Losing Sight of the Way to ‘Exit’

Some experts seek to justify the governments’ lack of action by referring that the United Kingdom has been unable to curb infections despite its lockdown. On the contrary, both the government and its experts seldom mention the success stories of Taiwan or New Zealand. However, the United Kingdom has also turned its fortunes around thanks to a tenacious lockdown, widespread rapid testing and an expeditious vaccine rollout. In short, the efforts of the United Kingdom were likely to be the textbook case of infectious disease control. But Japan has not followed the textbook, has not learned from the successes of other countries, and has failed to respond to the pandemic in a scientific and rational way.
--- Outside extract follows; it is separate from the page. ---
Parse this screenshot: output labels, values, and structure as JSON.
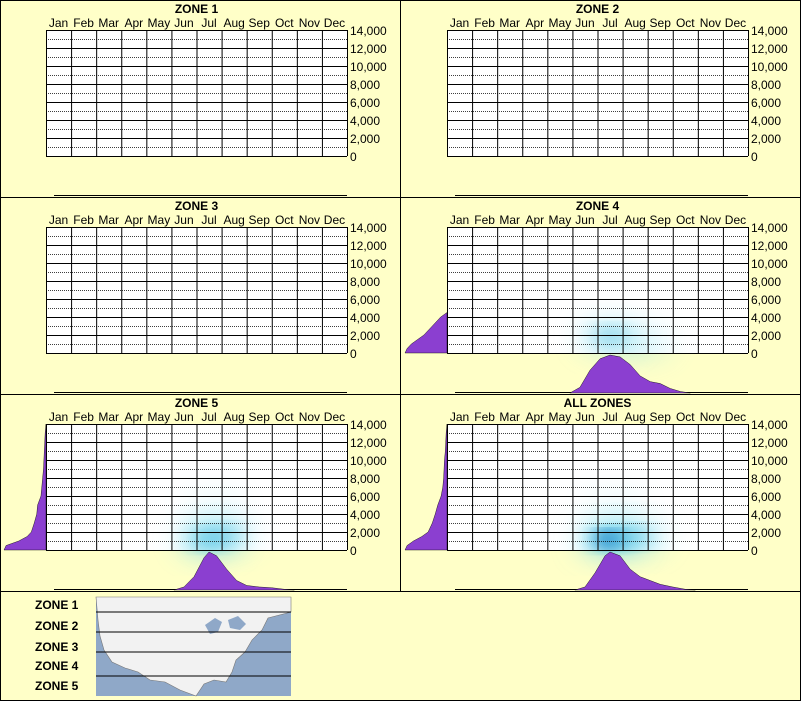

To change this situation, first of all, the government’s expert panel must perform its role with scientific integrity. That said, unless the government changes its behaviour of rejecting expert advice that does not fit its policies, the expert panel is likely to remain powerless. Then, only a critical response from the citizens would have the power to change the government’s attitude: Our recovery from Covid-19 should be seen as a proving ground for democratic politics in Japan.


AUTHOR
Takayuki Onai, Ryutsu-Keizai University, Japan


NOTES

[1] The situations of the countries this essay refers are at the time before the Delta variant epidemic. Many countries, even including Taiwan and Australia which once got a zero Covid status, are struggling with the resurge of the Delta variant community transmission. However, for example, the number of daily new cases in Taiwan was sharply declining during few weeks last June. Although the future of the Covid pandemic effected by some upcoming variants is surely unclear, the key notions of this essay will continue to be reasonable.